Christ was not only rejected by the world but by His very own.
He was rejected by the institution He created that departed from His image and recreated itself in its own image.
“The Son of Man must suffer many things and be rejected by the elders and chief priests and scribes, and be killed, and on the third day be raised” (Lk 9:22). What was true for Christ was also true of His disciples—and will always be true for us.
In his Cost of Discipleship, Bonhoeffer clearly recognizes this rejection is a necessary part of Christ’s prophetic fulfillment. And, as he makes explicit, it is also the command for His disciples to follow as they daily take up their own cross.
When the institutions we belong to bear the name of Christ but no longer bear His image, those of us who bear His image will suffer rejection by those systems.

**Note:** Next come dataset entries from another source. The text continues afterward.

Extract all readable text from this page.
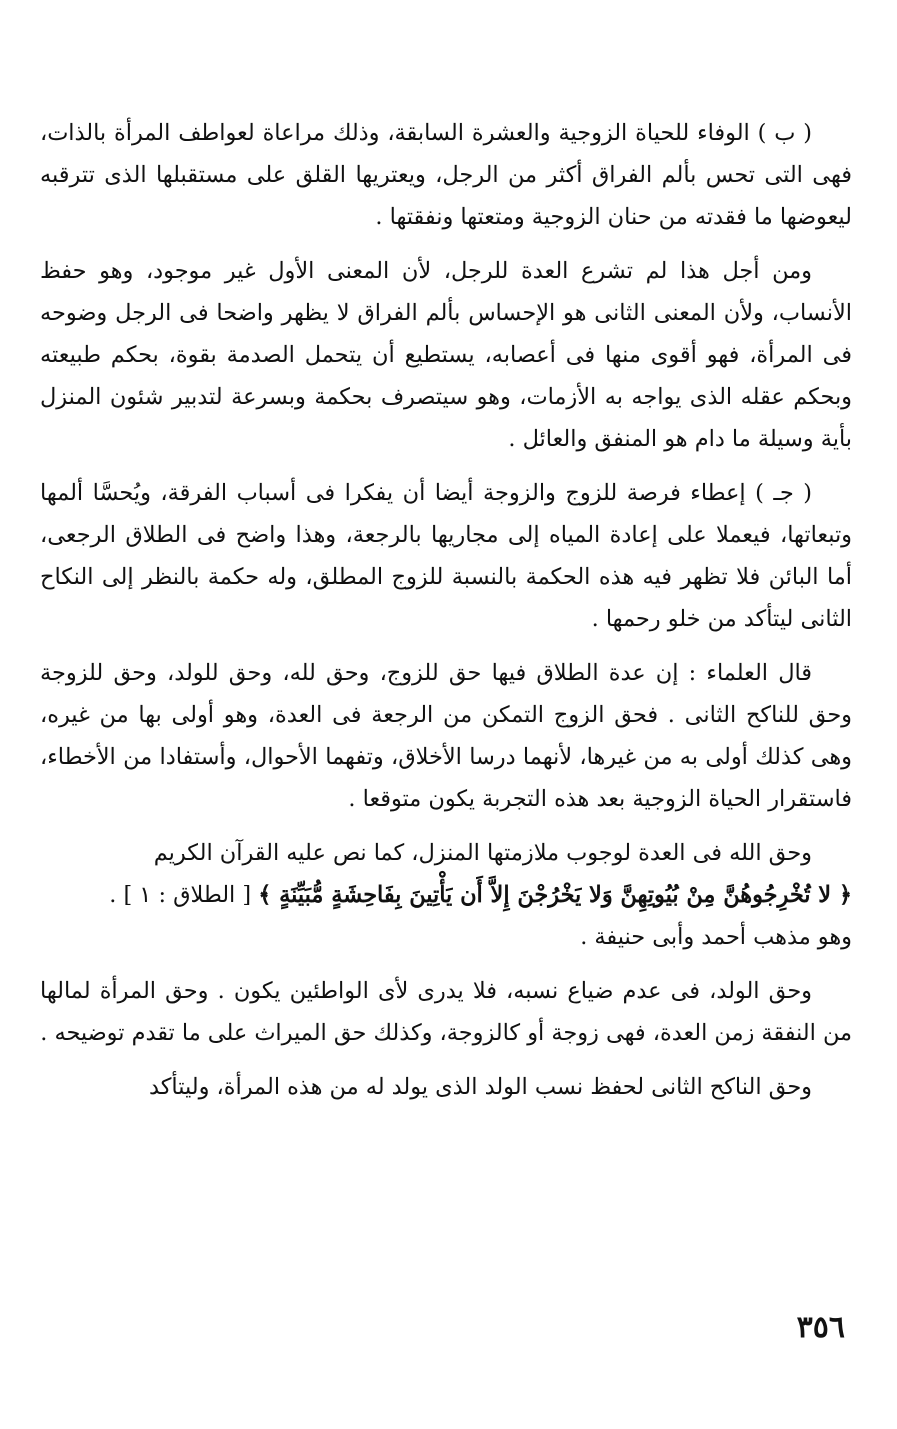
( ب ) الوفاء للحياة الزوجية والعشرة السابقة، وذلك مراعاة لعواطف المرأة بالذات، فهى التى تحس بألم الفراق أكثر من الرجل، ويعتريها القلق على مستقبلها الذى تترقبه ليعوضها ما فقدته من حنان الزوجية ومتعتها ونفقتها .

ومن أجل هذا لم تشرع العدة للرجل، لأن المعنى الأول غير موجود، وهو حفظ الأنساب، ولأن المعنى الثانى هو الإحساس بألم الفراق لا يظهر واضحا فى الرجل وضوحه فى المرأة، فهو أقوى منها فى أعصابه، يستطيع أن يتحمل الصدمة بقوة، بحكم طبيعته وبحكم عقله الذى يواجه به الأزمات، وهو سيتصرف بحكمة وبسرعة لتدبير شئون المنزل بأية وسيلة ما دام هو المنفق والعائل .

( جـ ) إعطاء فرصة للزوج والزوجة أيضا أن يفكرا فى أسباب الفرقة، ويُحسَّا ألمها وتبعاتها، فيعملا على إعادة المياه إلى مجاريها بالرجعة، وهذا واضح فى الطلاق الرجعى، أما البائن فلا تظهر فيه هذه الحكمة بالنسبة للزوج المطلق، وله حكمة بالنظر إلى النكاح الثانى ليتأكد من خلو رحمها .

قال العلماء : إن عدة الطلاق فيها حق للزوج، وحق لله، وحق للولد، وحق للزوجة وحق للناكح الثانى . فحق الزوج التمكن من الرجعة فى العدة، وهو أولى بها من غيره، وهى كذلك أولى به من غيرها، لأنهما درسا الأخلاق، وتفهما الأحوال، وأستفادا من الأخطاء، فاستقرار الحياة الزوجية بعد هذه التجربة يكون متوقعا .

وحق الله فى العدة لوجوب ملازمتها المنزل، كما نص عليه القرآن الكريم

﴿ لا تُخْرِجُوهُنَّ مِنْ بُيُوتِهِنَّ وَلا يَخْرُجْنَ إِلاَّ أَن يَأْتِينَ بِفَاحِشَةٍ مُّبَيِّنَةٍ ﴾ [ الطلاق : ١ ] .

وهو مذهب أحمد وأبى حنيفة .

وحق الولد، فى عدم ضياع نسبه، فلا يدرى لأى الواطئين يكون . وحق المرأة لمالها من النفقة زمن العدة، فهى زوجة أو كالزوجة، وكذلك حق الميراث على ما تقدم توضيحه .

وحق الناكح الثانى لحفظ نسب الولد الذى يولد له من هذه المرأة، وليتأكد

٣٥٦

This rejection can feel like a devastating blow and cause us to question everything. The shadow can hover longer and feel unbearable.
Of course, and quite extraordinarily, this is exactly where we find the acceptance of our Savior. It is here that we find ourselves in the margins with Christ and those whom Christ loves.
In the story of Christ and the woman with the alabaster jar, both Christ and the woman were dismissively rejected by their host, a prominent religious leader (Lk 7:36-50). In their rejection, however, a beautiful, almost ineffable love and care for each other begins to be revealed.
The woman silently and tearfully seeks to fill all the rejected void with all she has and holds dear. In return Christ stands up for her in the face of the religious leader’s callous and shaming words.
This picture provides a glimpse at rejection by the religious elite, and acceptance by our Savior.
“Blessed are you when others revile you and persecute you and utter all kinds of evil against you falsely on my account. Rejoice and be glad, for your reward is great in heaven, for so they persecuted the prophets who were before you” (Matthew 9:11-12).